A raft of tweaks as subtle as the name change stack up to make this the juiciest Orange to date
Need to know
- 160mm travel single pivot with 170mm fork
- Revised shock location increases progression
- Creased and Boosted back end stiffens things up
- 300g lighter than the previous Orange Alpine 160
Orange Alpine 6 Factory
Despite all the hype about head angles and reach, the most important stuff on the new Orange Alpine 6 is at the back. So let’s start with the rear tyre and head forward from there.
The Alpine 6 can swallow up huge back tyres. We’re not talking Plus tyres here, but we are talking room-to-spare with 2.5in chunkers. We expect the new crop of ‘diet Plus’ 2.6in rubber aren’t going to be a problem either.
The instigator of such roominess is the Alpine 6’s adoption of Boost hubs. The wider hubs have been a godsend here. Going to 148mm has upped the tyre clearance and — more importantly — shortened and stiffened the swingarm. The chainstays are now a mere 430mm.
The other feature that has stiffened up the back end is the longitudinal creasing along the stays. It’s a small but ingenious move that de-waggles the back end quite a bit. The main pivot on the front triangle has also been made a few millimetres wider due to the aforementioned Boosting. Win, win, win for Orange.
The main pivot has also been brought a little bit closer to the bottom bracket. The BB itself is now 5mm closer to the ground (342mm) than the Alpine 160. This has all been possible as there’s no provision for a front mech on the Alpine 6. It’s 1x all the way, baby.
Revised shock location
At first glance there doesn’t seem to be much different about the shock placement on the Alpine 6. It looks like an Alpine 160. But it isn’t. Basically the forward mount of the shock — where it attaches to the front triangle — has been lowered into the down tube a few millimetres.

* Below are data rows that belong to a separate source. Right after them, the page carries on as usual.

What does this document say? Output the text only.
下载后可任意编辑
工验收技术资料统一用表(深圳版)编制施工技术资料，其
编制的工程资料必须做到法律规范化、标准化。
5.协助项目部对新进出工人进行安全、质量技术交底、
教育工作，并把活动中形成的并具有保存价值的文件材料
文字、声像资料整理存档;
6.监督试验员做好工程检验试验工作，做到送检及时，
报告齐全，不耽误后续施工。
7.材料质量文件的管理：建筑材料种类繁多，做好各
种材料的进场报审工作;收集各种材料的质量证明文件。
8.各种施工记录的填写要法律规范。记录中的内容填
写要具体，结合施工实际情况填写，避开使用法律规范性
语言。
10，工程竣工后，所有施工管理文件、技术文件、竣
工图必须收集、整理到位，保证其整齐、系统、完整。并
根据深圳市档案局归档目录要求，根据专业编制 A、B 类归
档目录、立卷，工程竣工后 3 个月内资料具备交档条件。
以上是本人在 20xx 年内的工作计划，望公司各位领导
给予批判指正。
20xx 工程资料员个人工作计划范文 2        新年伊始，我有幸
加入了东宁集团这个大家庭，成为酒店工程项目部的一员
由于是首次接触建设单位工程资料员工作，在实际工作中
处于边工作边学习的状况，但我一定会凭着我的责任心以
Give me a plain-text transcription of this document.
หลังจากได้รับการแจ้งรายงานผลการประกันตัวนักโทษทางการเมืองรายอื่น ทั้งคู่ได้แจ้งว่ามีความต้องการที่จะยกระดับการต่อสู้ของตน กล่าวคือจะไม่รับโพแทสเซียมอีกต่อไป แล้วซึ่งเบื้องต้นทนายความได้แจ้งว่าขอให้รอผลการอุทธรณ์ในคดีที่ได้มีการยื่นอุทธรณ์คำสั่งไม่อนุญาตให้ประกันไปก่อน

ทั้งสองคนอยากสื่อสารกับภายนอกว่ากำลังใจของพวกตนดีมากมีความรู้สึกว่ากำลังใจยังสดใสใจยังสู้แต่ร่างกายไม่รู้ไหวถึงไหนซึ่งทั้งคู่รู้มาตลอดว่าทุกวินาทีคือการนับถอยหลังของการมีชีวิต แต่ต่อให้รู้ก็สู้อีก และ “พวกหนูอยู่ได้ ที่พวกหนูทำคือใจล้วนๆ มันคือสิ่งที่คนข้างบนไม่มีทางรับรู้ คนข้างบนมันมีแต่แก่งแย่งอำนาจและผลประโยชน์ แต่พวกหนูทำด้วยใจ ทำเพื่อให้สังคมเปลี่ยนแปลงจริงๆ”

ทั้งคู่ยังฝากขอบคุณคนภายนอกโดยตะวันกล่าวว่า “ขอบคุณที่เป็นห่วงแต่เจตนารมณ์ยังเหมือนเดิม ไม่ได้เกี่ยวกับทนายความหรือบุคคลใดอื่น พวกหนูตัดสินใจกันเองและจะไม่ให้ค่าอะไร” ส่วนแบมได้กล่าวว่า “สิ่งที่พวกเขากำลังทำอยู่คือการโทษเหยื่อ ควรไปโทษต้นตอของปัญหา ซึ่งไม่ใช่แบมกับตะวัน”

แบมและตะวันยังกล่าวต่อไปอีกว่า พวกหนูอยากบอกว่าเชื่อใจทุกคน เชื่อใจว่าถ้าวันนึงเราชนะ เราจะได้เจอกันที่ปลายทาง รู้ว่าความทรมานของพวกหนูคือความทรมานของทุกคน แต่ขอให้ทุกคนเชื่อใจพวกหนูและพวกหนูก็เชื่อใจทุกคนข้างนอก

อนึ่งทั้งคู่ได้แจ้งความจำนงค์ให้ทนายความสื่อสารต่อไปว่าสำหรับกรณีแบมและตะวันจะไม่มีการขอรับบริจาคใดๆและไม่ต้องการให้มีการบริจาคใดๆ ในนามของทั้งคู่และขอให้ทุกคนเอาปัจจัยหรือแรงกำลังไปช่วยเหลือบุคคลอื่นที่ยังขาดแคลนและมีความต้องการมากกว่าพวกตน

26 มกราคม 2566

This makes the suspension more progressive in the latter stages of its travel. It may have only changed a gnat’s dinkle, but the effect it’s had on the suspension curve is quite significant.
Why has Orange done this? To better mate up with modern, more linear air shocks. And it’ll make the coil shock fanatics out there happy, too, as they will be less easy to bottom.
Moving into the middle of the bike, the seat angle is nicely poised at 74°, which places your weight forward on the climbs. The top tube has been reworked to offer even more standover, and this has the added benefit of more sizes being able to run 150mm dropper posts.
After all that, the front of the bike just looks pretty much like the Alpine 160. No bad thing really. The head angle’s been slackened a bit to 64.5,° but nothing drastic has changed with the reach measurement.
The XL size I rode had a whopping wheelbase of 1,253mm, and due to the increased standover, would still be a viable option for sub-6ft riders looking of a bit of extra length.
How does it ride? In a word, unfazed. Solid on the way up — with a surprising zip to it, actually. Supremely capable on the way down.
It feels a little bit more taut and pin-point than the pile-driving Alpine 160 of old. A little bit less crash, bang, wallop and a bit more slice and dice.
As such, the new Alpine 6 felt much more like an exacting enduro race bike than the all-mountain assault of the Alpine 160.